Kovac legt nicht nur Wert auf Fußballkunst. «Neben Naturtalent muss man das Arbeitstalent an den Tag legen», sagt er. Immer häufiger sprach er im Saisonendspurt von «Leidenschaft». Intern und extern wird dagegen ein schlüssiges, offensives Spielkonzept vermisst.
Kovac weiß, dass er liefern muss. Erst gegen die Eintracht, dann gegen Leipzig. Er will die nächste «Kerbe im Colt», wie er den Pokalerfolg mit der Eintracht vor einem Jahr genannt hatte.
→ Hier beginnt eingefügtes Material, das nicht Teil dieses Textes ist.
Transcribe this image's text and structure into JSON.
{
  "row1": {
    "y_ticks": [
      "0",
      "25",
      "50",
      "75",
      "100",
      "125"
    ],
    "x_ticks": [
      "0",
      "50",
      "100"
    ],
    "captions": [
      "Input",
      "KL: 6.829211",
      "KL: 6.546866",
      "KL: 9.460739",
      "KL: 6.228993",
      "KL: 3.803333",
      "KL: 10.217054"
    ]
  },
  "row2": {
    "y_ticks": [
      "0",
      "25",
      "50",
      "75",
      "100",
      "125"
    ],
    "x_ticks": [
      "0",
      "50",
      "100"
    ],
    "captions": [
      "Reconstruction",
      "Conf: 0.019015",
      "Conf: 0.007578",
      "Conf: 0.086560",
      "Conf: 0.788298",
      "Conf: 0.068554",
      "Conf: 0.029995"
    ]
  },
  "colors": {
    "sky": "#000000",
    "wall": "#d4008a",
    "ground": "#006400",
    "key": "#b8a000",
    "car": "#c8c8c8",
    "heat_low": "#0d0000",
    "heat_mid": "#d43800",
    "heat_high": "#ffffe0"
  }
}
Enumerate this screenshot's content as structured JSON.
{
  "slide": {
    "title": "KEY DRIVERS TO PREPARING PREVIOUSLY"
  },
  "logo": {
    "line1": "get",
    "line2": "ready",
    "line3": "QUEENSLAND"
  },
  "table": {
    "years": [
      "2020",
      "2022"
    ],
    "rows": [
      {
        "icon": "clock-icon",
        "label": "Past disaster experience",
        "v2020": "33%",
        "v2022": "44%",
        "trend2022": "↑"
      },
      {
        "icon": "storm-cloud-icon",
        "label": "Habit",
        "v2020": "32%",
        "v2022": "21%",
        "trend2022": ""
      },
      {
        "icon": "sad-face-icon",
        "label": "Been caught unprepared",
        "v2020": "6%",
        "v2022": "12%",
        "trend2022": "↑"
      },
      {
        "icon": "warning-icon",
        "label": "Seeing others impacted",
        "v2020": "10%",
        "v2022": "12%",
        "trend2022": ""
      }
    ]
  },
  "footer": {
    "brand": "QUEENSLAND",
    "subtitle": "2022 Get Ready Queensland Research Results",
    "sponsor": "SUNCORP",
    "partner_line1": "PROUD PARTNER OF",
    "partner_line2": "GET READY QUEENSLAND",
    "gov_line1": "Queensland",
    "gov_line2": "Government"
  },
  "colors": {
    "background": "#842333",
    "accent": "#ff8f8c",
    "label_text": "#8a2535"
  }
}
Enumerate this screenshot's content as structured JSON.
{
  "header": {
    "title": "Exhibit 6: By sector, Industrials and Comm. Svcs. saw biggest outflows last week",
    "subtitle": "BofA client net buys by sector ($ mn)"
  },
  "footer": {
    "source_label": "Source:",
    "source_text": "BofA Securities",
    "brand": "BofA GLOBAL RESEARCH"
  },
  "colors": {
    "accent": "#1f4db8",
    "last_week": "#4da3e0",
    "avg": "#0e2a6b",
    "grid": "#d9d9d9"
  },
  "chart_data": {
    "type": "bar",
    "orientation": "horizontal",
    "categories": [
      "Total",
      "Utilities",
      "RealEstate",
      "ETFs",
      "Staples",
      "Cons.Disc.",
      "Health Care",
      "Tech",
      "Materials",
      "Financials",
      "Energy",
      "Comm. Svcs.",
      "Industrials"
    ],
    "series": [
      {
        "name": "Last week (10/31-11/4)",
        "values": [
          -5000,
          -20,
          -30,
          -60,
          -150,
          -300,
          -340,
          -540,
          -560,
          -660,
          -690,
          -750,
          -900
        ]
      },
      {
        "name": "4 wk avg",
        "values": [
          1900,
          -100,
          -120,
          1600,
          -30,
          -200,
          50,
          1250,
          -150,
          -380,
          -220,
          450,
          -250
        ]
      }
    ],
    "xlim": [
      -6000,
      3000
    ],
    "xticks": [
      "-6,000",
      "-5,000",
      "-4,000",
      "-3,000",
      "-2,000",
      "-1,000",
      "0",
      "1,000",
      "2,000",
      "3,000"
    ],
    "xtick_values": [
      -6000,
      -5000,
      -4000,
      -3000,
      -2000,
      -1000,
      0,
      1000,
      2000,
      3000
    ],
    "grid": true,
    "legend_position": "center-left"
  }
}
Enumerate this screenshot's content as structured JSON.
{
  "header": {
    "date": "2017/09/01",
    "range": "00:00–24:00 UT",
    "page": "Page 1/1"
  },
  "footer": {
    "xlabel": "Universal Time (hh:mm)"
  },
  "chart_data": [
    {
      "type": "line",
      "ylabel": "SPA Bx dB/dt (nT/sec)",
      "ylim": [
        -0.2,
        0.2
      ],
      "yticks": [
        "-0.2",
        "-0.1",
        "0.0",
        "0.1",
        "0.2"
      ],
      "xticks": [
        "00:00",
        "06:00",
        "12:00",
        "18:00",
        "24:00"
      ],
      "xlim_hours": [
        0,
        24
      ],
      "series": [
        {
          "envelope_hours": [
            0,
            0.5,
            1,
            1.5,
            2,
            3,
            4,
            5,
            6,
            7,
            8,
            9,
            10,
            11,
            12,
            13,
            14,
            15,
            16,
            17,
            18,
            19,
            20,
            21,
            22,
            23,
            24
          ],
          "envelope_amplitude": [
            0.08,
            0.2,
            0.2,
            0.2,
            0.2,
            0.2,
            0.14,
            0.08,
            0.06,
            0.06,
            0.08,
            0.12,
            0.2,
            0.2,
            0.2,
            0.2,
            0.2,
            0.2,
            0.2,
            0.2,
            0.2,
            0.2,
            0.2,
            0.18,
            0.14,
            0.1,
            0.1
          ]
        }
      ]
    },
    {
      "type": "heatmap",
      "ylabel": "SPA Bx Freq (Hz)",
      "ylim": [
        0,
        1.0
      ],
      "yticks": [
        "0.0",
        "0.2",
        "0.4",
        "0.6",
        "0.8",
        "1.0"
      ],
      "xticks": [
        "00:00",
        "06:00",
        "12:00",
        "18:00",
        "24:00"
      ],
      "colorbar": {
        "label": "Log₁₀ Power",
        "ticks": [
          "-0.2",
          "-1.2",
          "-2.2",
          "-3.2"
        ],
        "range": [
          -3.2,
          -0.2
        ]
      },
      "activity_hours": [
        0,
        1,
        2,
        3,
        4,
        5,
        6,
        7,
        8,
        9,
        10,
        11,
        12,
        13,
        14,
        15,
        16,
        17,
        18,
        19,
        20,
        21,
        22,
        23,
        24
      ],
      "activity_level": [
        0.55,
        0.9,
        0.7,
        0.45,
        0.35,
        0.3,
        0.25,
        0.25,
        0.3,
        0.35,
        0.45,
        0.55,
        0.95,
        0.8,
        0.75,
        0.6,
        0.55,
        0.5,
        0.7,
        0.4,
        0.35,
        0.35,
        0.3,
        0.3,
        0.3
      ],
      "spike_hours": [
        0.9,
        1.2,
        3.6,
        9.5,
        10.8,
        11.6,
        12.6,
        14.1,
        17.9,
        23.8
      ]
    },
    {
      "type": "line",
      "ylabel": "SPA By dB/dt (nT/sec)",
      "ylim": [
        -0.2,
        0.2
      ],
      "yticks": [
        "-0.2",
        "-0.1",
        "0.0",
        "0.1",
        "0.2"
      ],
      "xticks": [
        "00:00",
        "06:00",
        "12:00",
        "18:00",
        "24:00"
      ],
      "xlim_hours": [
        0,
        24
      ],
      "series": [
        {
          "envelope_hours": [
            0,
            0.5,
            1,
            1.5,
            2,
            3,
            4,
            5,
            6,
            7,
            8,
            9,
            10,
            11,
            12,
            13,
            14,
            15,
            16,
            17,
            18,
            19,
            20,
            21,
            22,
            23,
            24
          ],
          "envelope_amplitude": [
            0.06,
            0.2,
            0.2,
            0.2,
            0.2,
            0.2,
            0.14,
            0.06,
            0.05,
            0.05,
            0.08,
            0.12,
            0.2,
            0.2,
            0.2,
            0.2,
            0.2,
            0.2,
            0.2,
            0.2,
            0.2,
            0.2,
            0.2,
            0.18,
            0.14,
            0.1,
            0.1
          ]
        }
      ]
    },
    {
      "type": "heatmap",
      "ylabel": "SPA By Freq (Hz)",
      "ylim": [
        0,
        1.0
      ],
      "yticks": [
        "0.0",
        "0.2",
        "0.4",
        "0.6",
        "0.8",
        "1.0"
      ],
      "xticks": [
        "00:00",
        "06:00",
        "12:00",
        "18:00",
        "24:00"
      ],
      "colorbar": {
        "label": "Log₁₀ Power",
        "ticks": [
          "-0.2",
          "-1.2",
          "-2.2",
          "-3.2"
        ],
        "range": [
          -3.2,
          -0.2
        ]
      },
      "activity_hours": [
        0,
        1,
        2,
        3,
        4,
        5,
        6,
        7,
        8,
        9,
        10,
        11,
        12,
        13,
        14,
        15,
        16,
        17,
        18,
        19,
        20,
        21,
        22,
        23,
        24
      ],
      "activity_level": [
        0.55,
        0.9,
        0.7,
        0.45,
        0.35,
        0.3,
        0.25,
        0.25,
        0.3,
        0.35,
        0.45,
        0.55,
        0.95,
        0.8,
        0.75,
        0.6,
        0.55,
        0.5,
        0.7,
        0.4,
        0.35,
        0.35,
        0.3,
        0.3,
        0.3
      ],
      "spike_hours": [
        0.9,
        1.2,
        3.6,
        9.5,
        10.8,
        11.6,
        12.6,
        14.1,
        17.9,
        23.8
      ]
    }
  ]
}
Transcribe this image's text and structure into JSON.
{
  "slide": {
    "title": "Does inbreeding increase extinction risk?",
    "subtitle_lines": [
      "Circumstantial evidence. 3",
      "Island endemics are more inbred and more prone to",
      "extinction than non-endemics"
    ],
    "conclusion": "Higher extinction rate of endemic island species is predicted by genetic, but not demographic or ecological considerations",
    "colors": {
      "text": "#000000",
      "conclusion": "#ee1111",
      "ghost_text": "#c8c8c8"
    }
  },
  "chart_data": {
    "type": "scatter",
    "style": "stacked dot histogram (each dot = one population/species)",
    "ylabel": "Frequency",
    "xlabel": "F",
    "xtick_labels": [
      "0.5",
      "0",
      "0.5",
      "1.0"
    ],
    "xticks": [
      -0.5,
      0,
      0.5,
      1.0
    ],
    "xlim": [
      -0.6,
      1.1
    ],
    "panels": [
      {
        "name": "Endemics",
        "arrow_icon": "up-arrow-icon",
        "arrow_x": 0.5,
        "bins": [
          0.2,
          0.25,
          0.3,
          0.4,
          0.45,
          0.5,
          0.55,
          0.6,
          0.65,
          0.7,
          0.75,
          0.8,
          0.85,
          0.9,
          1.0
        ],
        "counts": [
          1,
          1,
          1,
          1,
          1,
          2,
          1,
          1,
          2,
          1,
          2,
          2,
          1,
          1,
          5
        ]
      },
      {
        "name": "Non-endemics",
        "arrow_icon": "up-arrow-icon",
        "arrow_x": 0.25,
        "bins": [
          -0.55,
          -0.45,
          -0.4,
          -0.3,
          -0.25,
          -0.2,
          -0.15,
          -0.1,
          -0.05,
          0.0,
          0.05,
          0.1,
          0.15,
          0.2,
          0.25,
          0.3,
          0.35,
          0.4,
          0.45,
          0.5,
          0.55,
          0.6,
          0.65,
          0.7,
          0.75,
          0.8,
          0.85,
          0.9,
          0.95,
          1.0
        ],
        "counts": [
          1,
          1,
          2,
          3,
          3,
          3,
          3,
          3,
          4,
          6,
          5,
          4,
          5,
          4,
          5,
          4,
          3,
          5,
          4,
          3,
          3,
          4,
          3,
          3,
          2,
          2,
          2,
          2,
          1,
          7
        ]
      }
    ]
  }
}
Titel waren beim FC Bayern stets die beste Jobgarantie für Trainer.
Dass Kovac wie BVB-Coach Lucien Favre, der mit Dortmund in Mönchengladbach antreten muss, ausgerechnet gegen einen Ex-Club die erste Schale als Trainer feiern könnte, gibt dem letzten Spieltag eine spezielle Note. «Der Zweite ist der erste Verlierer, obwohl auch das schon eine Leistung ist», bemerkte Kovac zum Erfolgszwang im Profisport. «Die Geschichte mit Olympia und ‚Dabei sein ist alles‘ ist vorbei. Alle wollen Sieger werden.»